Liza Rudd

When I was younger I told adults I wanted to either help people or be the first woman in the NBA. Although I loved basketball, I decided that helping others was my true (and more realistic) calling. At the University of Central Florida, where I majored in Health Sciences with a minor in Communicative Disorders, I joined “Best Buddies,” a non-profit organization that helps people with intellectual or developmental disabilities become friends with staff members and find employment. After college I fell in love with a job where I taught and provided hands-on care to teens and adults diagnosed with Autism. I worked there for five and a half years, then left to live with and care for my grandmother in New York, a time I treasure immensely. It was then that I decided to pursue my dream of volunteerism and joined Literacy AmeriCorps, excited to gain teaching experience.

After my service site interviews I knew I wanted to be part of RCMA and the Farmworker Children’s Council. Both are support programs located at “In The Pines,” a nonprofit organization that provides affordable housing to low-income farm workers and their families. At RCMA I’ve been assigned 13 VPK (Voluntary Pre-Kindergarten) students. We spend one-to-one sessions together reading stories, playing literacy games, and occasionally watching educational videos. Each learner is making their own alphabet book to take home at the end of the year. I’ve also started the second OLP (Oral Language Proficiency) assessment for mid-year, and every student tested so far has improved his or her scores since the beginning of the year! I also spend a great deal of time interacting with all 20 students, reinforcing their English skills while they’re engaged in free-time, music time, arts and crafts, coloring, or eating lunch. It’s exciting to see their progress, especially since many don’t hear English spoken in their home.

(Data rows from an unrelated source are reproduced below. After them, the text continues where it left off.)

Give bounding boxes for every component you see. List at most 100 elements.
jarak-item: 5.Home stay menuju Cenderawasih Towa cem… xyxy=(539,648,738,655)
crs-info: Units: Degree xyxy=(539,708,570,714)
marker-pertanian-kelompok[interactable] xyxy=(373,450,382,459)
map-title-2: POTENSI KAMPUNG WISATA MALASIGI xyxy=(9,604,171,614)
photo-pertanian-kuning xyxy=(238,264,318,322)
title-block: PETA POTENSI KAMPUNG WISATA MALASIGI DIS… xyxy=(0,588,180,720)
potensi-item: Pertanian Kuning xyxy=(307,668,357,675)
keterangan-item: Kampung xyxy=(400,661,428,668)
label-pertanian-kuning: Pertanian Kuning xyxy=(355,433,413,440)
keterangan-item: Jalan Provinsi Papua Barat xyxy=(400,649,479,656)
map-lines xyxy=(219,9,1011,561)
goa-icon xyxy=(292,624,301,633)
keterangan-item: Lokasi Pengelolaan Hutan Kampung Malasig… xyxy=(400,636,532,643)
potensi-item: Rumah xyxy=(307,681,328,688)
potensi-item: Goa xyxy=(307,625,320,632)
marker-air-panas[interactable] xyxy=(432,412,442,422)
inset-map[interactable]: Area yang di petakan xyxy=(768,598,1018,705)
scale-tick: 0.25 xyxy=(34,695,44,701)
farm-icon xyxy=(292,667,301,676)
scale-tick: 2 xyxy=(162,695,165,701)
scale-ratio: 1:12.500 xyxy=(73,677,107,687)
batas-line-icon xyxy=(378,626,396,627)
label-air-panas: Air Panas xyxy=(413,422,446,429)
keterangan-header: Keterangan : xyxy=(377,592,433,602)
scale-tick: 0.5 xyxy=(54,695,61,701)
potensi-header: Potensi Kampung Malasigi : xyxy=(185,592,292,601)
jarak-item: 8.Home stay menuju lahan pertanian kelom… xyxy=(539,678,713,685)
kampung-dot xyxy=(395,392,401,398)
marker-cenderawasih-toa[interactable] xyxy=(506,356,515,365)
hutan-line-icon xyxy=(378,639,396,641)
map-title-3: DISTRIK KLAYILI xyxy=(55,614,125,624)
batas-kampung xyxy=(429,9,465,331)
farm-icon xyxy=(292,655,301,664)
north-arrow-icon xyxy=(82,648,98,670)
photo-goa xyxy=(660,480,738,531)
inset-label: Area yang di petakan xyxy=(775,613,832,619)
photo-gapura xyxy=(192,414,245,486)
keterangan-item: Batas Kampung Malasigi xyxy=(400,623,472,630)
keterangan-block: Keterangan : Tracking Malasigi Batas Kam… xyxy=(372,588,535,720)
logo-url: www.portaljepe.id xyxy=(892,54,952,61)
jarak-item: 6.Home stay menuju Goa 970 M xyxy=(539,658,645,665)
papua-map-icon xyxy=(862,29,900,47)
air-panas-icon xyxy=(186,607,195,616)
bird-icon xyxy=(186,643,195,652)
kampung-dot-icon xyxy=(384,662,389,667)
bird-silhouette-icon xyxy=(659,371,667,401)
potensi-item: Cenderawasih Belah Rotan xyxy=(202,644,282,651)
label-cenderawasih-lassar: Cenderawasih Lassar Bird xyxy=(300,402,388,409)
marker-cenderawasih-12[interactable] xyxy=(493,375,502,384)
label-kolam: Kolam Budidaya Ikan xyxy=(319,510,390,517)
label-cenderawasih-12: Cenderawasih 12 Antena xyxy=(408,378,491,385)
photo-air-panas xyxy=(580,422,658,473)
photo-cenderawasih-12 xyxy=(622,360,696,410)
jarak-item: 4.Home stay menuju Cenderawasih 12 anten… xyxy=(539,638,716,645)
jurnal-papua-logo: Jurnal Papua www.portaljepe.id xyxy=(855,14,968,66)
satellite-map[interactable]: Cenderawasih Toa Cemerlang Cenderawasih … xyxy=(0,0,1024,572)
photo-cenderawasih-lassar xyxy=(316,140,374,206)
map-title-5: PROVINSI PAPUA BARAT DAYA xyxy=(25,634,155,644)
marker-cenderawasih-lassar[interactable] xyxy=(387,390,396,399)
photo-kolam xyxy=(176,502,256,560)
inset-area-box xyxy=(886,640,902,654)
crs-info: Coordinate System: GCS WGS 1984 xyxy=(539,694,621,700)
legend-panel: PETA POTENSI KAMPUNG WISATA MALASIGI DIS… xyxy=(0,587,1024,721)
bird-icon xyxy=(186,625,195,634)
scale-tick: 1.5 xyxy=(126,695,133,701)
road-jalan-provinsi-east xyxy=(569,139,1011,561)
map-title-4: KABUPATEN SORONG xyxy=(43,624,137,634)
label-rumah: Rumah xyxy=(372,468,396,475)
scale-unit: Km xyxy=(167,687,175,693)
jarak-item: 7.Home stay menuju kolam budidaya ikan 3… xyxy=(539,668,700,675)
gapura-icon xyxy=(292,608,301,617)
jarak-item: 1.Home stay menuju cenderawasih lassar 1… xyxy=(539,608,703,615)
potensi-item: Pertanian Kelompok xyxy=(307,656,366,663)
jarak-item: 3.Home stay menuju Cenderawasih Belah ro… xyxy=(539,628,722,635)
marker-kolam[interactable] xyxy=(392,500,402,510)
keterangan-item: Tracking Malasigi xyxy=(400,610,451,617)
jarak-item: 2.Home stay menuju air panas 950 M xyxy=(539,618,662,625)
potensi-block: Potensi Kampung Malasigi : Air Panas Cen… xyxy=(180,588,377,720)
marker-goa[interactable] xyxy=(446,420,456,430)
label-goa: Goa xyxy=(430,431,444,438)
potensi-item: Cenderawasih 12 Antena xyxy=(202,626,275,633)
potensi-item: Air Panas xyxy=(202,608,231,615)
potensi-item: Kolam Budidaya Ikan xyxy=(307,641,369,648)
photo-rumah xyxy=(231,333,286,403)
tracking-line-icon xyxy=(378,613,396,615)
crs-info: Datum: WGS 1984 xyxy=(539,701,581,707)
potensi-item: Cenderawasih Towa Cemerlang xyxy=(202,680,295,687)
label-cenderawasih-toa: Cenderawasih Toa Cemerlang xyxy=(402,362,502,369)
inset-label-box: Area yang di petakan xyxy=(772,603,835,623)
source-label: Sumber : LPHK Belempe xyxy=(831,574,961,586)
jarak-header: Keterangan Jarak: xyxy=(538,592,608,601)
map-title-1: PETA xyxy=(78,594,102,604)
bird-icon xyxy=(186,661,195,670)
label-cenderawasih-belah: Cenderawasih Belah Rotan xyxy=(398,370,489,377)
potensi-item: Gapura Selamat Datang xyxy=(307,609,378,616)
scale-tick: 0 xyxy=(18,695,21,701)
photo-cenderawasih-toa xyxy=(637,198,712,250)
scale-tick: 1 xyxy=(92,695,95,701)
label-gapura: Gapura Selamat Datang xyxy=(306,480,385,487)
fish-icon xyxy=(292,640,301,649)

“Farmworker Children’s Council” is an after-school program where students come to read for 20 minutes each day, as well as receive help with homework and projects. I have 8 assigned learners between 1st and 4th grade whom I tutor individually from 20 minutes to an hour. I have the opportunity to create my own lesson plans and incorporate technology into them, while the students can choose the books they’d like to read. As someone who believes building confidence is just as important as academic assistance, I enjoy speaking with students about their lives, goals, fears, and interests. Before Christmas break I gave out books and small gifts to my learners in appreciation of their hard work.

The holidays were a special time at both sites. I shared a Thanksgiving lunch with the children and families at RCMA, as well as a Thanksgiving dinner with my site supervisor, Ms. Dana, and her English Class. During Christmas I helped pass out dinners to the “In The Pines” community and also donated clothes that I had been collecting from friends and family.

Both sites have received lending libraries this year from the Palm Beach County Library. At RCMA, I cataloged the library’s books and will be making a few take-home activities for the families to enjoy them together. At the Farmworker Children’s Council I introduced all the students to the library, and they can’t wait to start checking books out!

I truly look forward to going to my sites each day and taking part in the learners’ growth and accomplishments. It’s the small things I’ll remember the most — the pre-schoolers laughing when they get stuck in their sweaters, the looks on their faces when they “heard” the sound of the ocean in seashells for the first time, and the expressions of the middle school students jumping up and down outside my window and waving. I’m so grateful for being a part of this community, and I look forward to new memories involving students, families, and co-workers this year.